Professor Clive Knights and his architecture students at Portland State University are revisiting an interesting project that embraces the city as ongoing narrative. Called Plotting the City: Telltale encounters with the mythic city (the key word here being 'city'), it intertwines storytelling, walking and architecture.
Check out this invitation I recently received by email. It's a great example of why having a solid academic presence in the city provides wonderful ideas, even if they're as nutty sounding as a 'Narratorium':
Students have been asked to consider the identity of the city of Portland. They are exploring identity not as a single definition or absolute but as a multitude of myths embedded in the landscape, buildings and unfolding human drama of everyday life.

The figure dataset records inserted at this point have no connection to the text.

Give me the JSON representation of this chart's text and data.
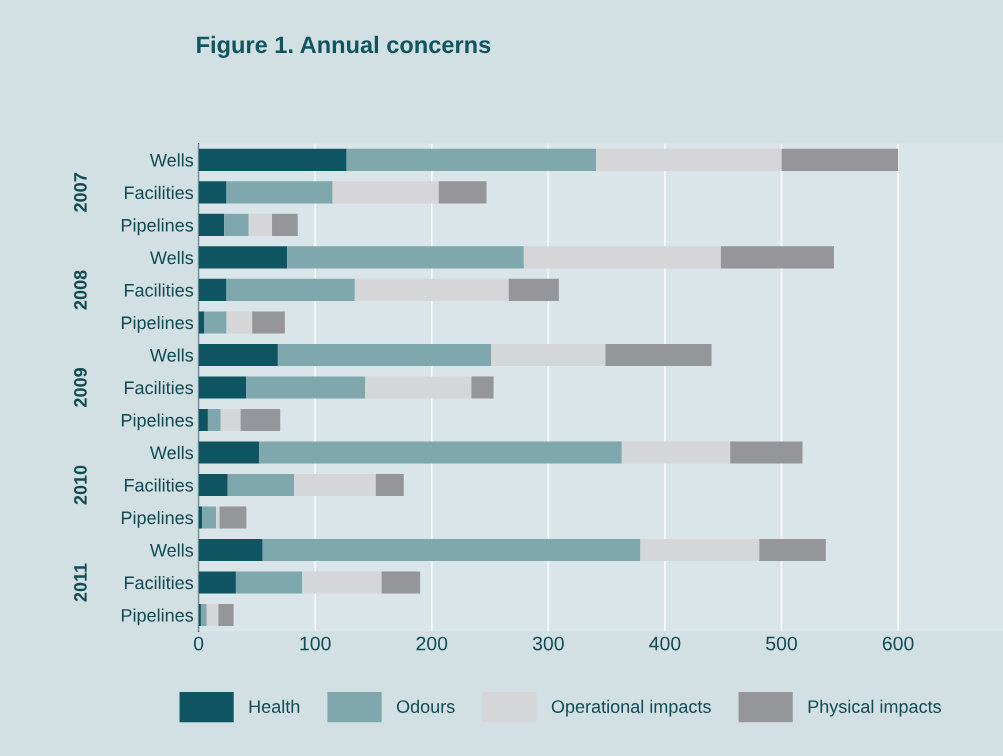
{
  "chart_data": {
    "type": "bar",
    "orientation": "horizontal",
    "stacked": true,
    "title": "Figure 1. Annual concerns",
    "categories": [
      "Wells",
      "Facilities",
      "Pipelines",
      "Wells",
      "Facilities",
      "Pipelines",
      "Wells",
      "Facilities",
      "Pipelines",
      "Wells",
      "Facilities",
      "Pipelines",
      "Wells",
      "Facilities",
      "Pipelines"
    ],
    "annotations": [
      "2007",
      "2008",
      "2009",
      "2010",
      "2011"
    ],
    "series": [
      {
        "name": "Health",
        "color": "#0f5461",
        "values": [
          127,
          24,
          22,
          76,
          24,
          5,
          68,
          41,
          8,
          52,
          25,
          3,
          55,
          32,
          2
        ]
      },
      {
        "name": "Odours",
        "color": "#7ea8ae",
        "values": [
          214,
          91,
          21,
          203,
          110,
          19,
          183,
          102,
          11,
          311,
          57,
          12,
          324,
          57,
          5
        ]
      },
      {
        "name": "Operational impacts",
        "color": "#d4d6d8",
        "values": [
          159,
          91,
          20,
          169,
          132,
          22,
          98,
          91,
          17,
          93,
          70,
          3,
          102,
          68,
          10
        ]
      },
      {
        "name": "Physical impacts",
        "color": "#949699",
        "values": [
          100,
          41,
          22,
          97,
          43,
          28,
          91,
          19,
          34,
          62,
          24,
          23,
          57,
          33,
          13
        ]
      }
    ],
    "xlim": [
      0,
      690
    ],
    "xticks": [
      0,
      100,
      200,
      300,
      400,
      500,
      600
    ],
    "grid": "x",
    "legend": "bottom"
  }
}
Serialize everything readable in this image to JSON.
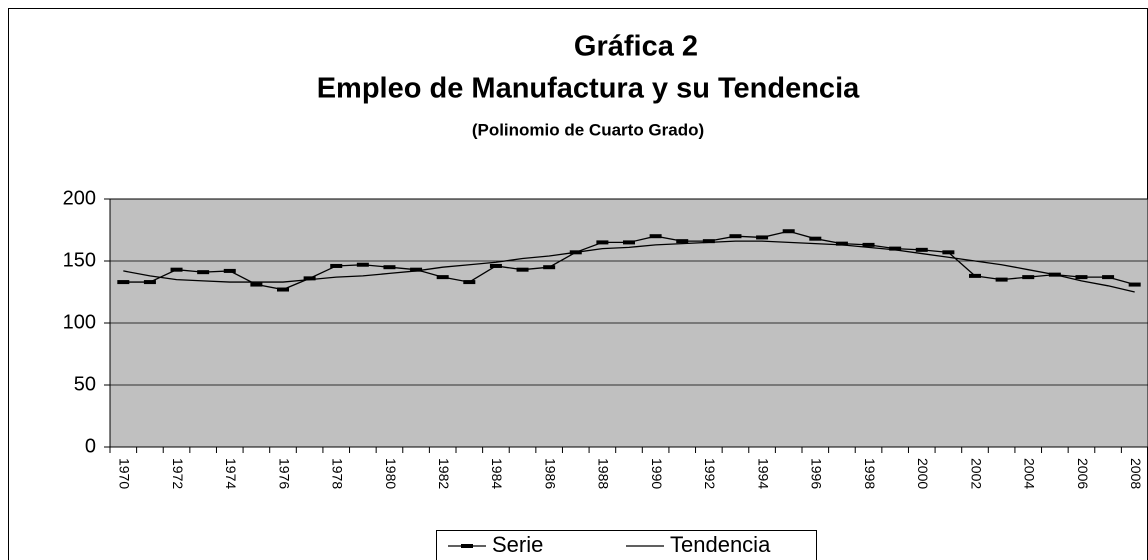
{
  "chart_data": {
    "type": "line",
    "title": [
      "Gráfica 2",
      "Empleo de Manufactura y su Tendencia"
    ],
    "subtitle": "(Polinomio de Cuarto Grado)",
    "categories": [
      "1970",
      null,
      "1972",
      null,
      "1974",
      null,
      "1976",
      null,
      "1978",
      null,
      "1980",
      null,
      "1982",
      null,
      "1984",
      null,
      "1986",
      null,
      "1988",
      null,
      "1990",
      null,
      "1992",
      null,
      "1994",
      null,
      "1996",
      null,
      "1998",
      null,
      "2000",
      null,
      "2002",
      null,
      "2004",
      null,
      "2006",
      null,
      "2008"
    ],
    "series": [
      {
        "name": "Serie",
        "color": "#000000",
        "marker": true,
        "values": [
          133,
          133,
          143,
          141,
          142,
          131,
          127,
          136,
          146,
          147,
          145,
          143,
          137,
          133,
          146,
          143,
          145,
          157,
          165,
          165,
          170,
          166,
          166,
          170,
          169,
          174,
          168,
          164,
          163,
          160,
          159,
          157,
          138,
          135,
          137,
          139,
          137,
          137,
          131
        ]
      },
      {
        "name": "Tendencia",
        "color": "#000000",
        "marker": false,
        "values": [
          142,
          138,
          135,
          134,
          133,
          133,
          133,
          135,
          137,
          138,
          140,
          142,
          145,
          147,
          149,
          152,
          154,
          157,
          160,
          161,
          163,
          164,
          165,
          166,
          166,
          165,
          164,
          163,
          161,
          159,
          156,
          153,
          150,
          147,
          143,
          139,
          134,
          130,
          125
        ]
      }
    ],
    "ylim": [
      0,
      200
    ],
    "yticks": [
      0,
      50,
      100,
      150,
      200
    ],
    "grid": true,
    "plot_color": "#c0c0c0",
    "legend": "bottom"
  }
}
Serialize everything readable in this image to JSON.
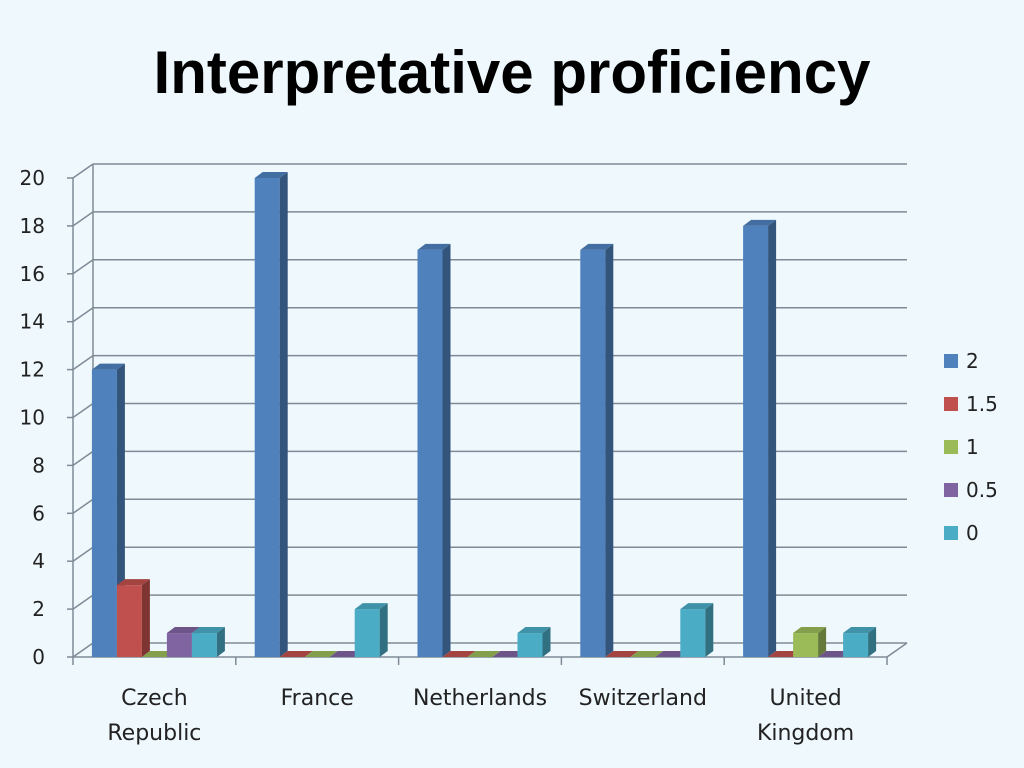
{
  "chart_data": {
    "type": "bar",
    "title": "Interpretative proficiency",
    "categories": [
      [
        "Czech",
        "Republic"
      ],
      [
        "France"
      ],
      [
        "Netherlands"
      ],
      [
        "Switzerland"
      ],
      [
        "United",
        "Kingdom"
      ]
    ],
    "series": [
      {
        "name": "2",
        "color": "#4f81bd",
        "values": [
          12,
          20,
          17,
          17,
          18
        ]
      },
      {
        "name": "1.5",
        "color": "#c0504d",
        "values": [
          3,
          0,
          0,
          0,
          0
        ]
      },
      {
        "name": "1",
        "color": "#9bbb59",
        "values": [
          0,
          0,
          0,
          0,
          1
        ]
      },
      {
        "name": "0.5",
        "color": "#8064a2",
        "values": [
          1,
          0,
          0,
          0,
          0
        ]
      },
      {
        "name": "0",
        "color": "#4bacc6",
        "values": [
          1,
          2,
          1,
          2,
          1
        ]
      }
    ],
    "ylim": [
      0,
      20
    ],
    "yticks": [
      0,
      2,
      4,
      6,
      8,
      10,
      12,
      14,
      16,
      18,
      20
    ],
    "grid": true,
    "legend": "right"
  }
}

As if the city were a complex, layered script awaiting interpretation through continued acts of involvement and concern, they have trodden the streets, read signals, and plotted narratives about the neighborhoods they have explored. The project speculates on the contribution of the act of walking in interpreting urban space, architecture and cultural meaning. Quite literally, they have been walking the city in somebody else’s shoes (acquired from thrift stores) and over the past several weeks have explored 8 neighborhoods of the city on foot.
Simultaneously, they developed a character study inspired by the shoes using narrative to generate a fictional ‘other’ whose detail developed in parallel with the unfolding of the city through multiple ambulations. Students then developed stories that
interlaced these characters with a particular route and destination. These stories, and the walks that unfold within them, were then creatively translated into the form of handmade book-maps, a hybrid of literature and map, each of which can accompany and guide the reader across the city in unique ways.This e-mail is an invitation to offer your insight and response to the project and its themes by exploring the website we have constructed and by responding to any of the 17 linked ‘blogs’ that reveal each student’s experiences more fully.
We are now engaged in a discussion to define a new civic institution that we are calling a Narratorium: a place for nurturing and archiving expressions of cultural identity through storytelling. Your insights and participation are sought and welcomed. We intend to have a forum for discussion to pose ideas for the Narratorium, to which you are cordially invited (date and time will be announced shortly). We look forward to your contribution.
I just want to know when PSU football coach Jerry Glanville is going to visit the Narratorium. He'd actually be a natural for this project.